Quelque chose d’étrange s’est produit ces derniers jours. B. tiré d’un fût différent. Normalement, je peux compter sur son optimisme. Au moins, elle n’abandonnera pas si facilement. Je lui dis, lorsqu’elle s’exclame de temps en temps : « Comment peux-tu me supporter ? » alors qu’elle maudit tout, que je ne serais pas capable de faire ça non plus si elle jetait l’éponge. Comment aider quelqu’un à aller aux toilettes s’il refuse ? Comment coucher quelqu’un s’il résiste ? Comment pouvez-vous porter quelqu’un dans les escaliers sur votre dos s’il dit : vous ne m’avez pas vu ?

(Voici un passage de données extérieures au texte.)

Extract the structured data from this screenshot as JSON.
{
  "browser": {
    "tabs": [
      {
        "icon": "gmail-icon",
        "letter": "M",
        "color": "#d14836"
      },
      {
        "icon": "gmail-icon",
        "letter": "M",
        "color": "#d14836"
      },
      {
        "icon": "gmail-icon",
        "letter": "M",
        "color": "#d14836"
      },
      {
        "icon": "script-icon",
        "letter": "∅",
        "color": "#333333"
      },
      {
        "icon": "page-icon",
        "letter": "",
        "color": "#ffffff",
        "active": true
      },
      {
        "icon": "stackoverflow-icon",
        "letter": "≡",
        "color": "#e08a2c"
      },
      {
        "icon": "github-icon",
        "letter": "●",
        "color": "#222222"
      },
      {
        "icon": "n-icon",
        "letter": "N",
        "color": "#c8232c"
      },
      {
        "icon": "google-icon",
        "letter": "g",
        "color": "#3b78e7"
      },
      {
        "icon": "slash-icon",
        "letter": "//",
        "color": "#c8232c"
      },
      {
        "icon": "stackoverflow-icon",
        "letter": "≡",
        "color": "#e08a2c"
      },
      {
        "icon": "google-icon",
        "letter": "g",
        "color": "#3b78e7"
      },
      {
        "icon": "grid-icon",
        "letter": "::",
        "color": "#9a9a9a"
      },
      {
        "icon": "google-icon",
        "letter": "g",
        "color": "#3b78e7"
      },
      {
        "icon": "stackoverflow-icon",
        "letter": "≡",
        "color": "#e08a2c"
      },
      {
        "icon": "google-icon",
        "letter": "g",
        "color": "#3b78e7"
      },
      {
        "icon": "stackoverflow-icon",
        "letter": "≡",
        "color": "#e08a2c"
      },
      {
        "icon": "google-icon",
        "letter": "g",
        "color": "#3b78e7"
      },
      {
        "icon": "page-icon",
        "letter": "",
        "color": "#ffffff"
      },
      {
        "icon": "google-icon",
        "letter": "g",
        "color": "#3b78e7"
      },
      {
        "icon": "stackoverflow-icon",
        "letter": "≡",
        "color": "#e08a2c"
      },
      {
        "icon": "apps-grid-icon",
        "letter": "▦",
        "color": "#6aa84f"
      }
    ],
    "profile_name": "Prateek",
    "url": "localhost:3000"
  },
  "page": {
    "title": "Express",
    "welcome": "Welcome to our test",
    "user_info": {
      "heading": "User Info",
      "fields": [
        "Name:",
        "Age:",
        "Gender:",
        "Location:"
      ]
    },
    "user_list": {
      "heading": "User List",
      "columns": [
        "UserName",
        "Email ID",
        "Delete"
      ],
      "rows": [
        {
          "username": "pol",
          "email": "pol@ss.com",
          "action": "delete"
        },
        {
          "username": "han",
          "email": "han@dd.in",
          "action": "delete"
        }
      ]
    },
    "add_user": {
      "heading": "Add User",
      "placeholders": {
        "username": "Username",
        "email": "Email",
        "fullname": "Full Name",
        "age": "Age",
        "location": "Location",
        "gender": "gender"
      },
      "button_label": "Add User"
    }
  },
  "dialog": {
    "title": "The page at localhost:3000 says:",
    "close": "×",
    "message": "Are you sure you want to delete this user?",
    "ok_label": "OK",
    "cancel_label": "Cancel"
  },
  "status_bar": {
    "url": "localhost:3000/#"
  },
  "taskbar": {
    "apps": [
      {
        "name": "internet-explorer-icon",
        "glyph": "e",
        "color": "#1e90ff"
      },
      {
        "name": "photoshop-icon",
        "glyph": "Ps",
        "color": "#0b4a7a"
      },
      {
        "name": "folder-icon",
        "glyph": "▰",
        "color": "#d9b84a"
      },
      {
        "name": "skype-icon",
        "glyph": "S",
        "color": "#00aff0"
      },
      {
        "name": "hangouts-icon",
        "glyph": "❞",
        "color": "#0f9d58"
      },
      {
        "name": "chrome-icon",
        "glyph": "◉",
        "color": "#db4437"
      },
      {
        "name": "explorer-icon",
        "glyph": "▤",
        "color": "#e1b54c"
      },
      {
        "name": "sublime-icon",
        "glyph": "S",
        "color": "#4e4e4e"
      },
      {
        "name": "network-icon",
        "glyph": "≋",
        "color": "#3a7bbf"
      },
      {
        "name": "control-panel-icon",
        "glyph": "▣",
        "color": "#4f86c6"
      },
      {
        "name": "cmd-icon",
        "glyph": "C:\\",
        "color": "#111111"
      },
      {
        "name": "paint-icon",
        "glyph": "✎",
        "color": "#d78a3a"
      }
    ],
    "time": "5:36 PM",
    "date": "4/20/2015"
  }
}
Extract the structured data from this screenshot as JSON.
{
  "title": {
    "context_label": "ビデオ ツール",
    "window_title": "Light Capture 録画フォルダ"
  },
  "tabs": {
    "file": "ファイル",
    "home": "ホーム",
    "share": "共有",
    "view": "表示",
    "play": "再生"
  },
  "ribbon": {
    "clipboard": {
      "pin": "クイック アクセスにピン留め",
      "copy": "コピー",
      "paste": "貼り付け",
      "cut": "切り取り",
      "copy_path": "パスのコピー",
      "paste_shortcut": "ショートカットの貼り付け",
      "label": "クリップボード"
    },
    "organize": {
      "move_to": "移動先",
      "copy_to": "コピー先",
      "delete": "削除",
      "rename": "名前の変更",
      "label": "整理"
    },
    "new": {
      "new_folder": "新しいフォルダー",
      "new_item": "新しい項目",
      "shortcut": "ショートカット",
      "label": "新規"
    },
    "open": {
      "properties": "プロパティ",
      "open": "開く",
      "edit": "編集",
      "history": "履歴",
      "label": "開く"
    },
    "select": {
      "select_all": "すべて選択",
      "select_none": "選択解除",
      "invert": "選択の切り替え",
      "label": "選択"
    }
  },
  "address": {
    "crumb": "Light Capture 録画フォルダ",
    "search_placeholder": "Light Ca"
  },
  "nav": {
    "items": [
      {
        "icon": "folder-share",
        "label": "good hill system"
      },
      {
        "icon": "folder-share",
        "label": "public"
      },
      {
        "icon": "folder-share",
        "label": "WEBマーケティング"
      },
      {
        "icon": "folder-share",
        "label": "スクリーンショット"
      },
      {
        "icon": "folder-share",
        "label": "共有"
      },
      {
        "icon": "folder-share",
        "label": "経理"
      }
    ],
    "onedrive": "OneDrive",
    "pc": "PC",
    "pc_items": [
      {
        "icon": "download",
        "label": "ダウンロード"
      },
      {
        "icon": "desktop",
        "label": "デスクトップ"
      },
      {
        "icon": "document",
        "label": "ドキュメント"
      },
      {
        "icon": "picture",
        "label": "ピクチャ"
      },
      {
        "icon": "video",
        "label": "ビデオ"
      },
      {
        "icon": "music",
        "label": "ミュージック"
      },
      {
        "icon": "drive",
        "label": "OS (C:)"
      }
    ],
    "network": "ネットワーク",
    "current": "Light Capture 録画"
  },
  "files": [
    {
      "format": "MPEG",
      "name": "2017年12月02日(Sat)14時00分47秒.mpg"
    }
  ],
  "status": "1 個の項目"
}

Non, elle se laisse saisir de la chaise au pot sous les aisselles puis donne un baiser en chemin. Elle laisse ses pieds décoller du sol, directement dans le lit, et tombe avec un soupir et un sourire. Et elle rit quand elle se tient en équilibre sur mon dos et se coince la tête dans le porte-manteau en descendant. Être dépendant est un problème terrible, mais B. ne peut pas être brisé.

Ce n’est que ces dernières semaines que les choses ont été différentes. Comme si elle était en train de franchir une nouvelle limite inférieure. Et moi avec elle – parce que je suis si doué pour sympathiser. Les faits en donnent toutes les indications. Son corps commence à refuser sur tellement de fronts que cela la décourage. Du lit au fauteuil roulant, du fauteuil roulant aux toilettes, des toilettes à la douche et retour.

Comment pouvez-vous porter quelqu’un dans les escaliers sur votre dos s’il dit : vous ne m’avez pas vu ?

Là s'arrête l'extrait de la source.